There are definitely points where the band delves too deep into abstract sound, or where the experiment goes awry, so to speak. While “Squished Face Slick Pig Living in a Smokey City” has some cool sounds going on, the hook becomes more annoying and tedious than anything – not in the way Michael Gira’s vocals on an early Swans track emits certain anguish and anger through tedium, but instead more like an annoying little brother yelling the same phrase into your ear about a hundred times. A similar case is the last half of “Horseshit on Route 66,” where there is another sonic freakout that is much less structured, less impactful, and perhaps less thought out.
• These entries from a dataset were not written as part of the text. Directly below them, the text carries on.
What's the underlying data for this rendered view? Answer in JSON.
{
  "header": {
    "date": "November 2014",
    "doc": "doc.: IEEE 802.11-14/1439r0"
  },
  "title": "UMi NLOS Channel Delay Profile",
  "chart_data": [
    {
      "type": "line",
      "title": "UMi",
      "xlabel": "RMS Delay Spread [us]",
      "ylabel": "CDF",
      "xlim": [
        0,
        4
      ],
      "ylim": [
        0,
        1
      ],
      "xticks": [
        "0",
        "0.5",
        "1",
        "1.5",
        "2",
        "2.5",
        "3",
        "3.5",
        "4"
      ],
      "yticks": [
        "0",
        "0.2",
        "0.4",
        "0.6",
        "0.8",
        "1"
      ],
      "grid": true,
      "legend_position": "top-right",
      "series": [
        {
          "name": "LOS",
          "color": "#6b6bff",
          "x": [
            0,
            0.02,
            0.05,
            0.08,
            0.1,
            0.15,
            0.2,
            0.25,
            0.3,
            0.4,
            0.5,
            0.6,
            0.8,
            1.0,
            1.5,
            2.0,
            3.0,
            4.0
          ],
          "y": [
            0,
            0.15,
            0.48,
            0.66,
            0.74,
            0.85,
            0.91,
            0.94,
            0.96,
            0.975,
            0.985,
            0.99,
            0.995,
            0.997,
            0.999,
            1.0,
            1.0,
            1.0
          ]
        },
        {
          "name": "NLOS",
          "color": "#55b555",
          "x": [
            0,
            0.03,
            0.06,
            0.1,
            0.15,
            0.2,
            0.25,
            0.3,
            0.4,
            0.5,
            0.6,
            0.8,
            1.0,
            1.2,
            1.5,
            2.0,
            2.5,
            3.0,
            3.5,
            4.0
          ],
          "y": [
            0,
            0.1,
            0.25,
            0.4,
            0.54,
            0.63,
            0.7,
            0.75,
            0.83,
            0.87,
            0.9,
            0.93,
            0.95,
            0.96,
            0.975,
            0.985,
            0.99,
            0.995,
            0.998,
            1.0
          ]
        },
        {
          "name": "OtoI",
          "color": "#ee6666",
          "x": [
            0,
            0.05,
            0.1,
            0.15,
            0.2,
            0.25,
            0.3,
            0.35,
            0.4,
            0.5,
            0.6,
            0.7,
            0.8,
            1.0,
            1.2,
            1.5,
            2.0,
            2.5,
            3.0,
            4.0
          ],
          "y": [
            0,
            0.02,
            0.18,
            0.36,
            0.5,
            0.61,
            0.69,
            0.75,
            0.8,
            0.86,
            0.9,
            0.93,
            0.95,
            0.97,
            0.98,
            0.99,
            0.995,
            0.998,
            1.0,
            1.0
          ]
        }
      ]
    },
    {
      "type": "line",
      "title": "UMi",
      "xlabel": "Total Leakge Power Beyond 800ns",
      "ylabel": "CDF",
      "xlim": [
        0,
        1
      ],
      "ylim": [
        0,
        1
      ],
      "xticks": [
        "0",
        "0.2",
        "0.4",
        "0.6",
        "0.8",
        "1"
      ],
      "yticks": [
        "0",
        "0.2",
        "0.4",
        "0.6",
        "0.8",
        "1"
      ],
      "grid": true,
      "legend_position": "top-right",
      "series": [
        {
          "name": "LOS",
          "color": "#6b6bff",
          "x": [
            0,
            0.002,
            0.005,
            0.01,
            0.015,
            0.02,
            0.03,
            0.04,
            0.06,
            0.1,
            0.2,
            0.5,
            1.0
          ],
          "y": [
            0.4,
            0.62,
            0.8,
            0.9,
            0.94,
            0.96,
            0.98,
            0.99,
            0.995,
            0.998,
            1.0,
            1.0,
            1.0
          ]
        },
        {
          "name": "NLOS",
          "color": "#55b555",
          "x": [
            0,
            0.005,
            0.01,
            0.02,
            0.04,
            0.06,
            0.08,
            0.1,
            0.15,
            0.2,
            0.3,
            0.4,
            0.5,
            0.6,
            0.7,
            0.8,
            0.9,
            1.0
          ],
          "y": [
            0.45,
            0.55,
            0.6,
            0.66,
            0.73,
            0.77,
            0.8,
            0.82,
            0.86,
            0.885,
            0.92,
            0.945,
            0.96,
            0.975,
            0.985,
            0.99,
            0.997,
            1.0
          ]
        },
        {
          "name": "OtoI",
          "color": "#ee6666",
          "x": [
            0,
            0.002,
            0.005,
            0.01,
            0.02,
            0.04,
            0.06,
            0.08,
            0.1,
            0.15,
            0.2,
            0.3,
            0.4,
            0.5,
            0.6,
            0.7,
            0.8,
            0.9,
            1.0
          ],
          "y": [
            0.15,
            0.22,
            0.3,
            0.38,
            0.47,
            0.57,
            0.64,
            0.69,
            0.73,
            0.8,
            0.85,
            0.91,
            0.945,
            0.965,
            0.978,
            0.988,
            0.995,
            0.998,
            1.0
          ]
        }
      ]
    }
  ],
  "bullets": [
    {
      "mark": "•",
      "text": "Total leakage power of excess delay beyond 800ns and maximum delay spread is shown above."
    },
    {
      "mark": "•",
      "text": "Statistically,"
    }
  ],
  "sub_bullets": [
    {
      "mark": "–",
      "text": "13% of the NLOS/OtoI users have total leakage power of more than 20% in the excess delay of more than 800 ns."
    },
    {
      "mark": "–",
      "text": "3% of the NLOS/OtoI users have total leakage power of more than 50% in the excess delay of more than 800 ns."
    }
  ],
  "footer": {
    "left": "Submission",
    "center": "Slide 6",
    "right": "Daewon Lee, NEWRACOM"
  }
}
Given the short runtime of the album, these negative points stick out more than usual. Perhaps in future releases, they will iron out the kinks in their formula and deliver more consistent material, especially after having grown more acquainted with writing and producing this type of material.
That being said, the way in which The Garden plays with sound on this album works more often than not. The mix of songs here is eclectic, but it all comes together cohesively in the end, which is an accomplishment in and of itself. Horseshit on Route 66 is worth a listen for that reason alone.
The Garden comes to Boston on Oct. 4, at Big Night Live.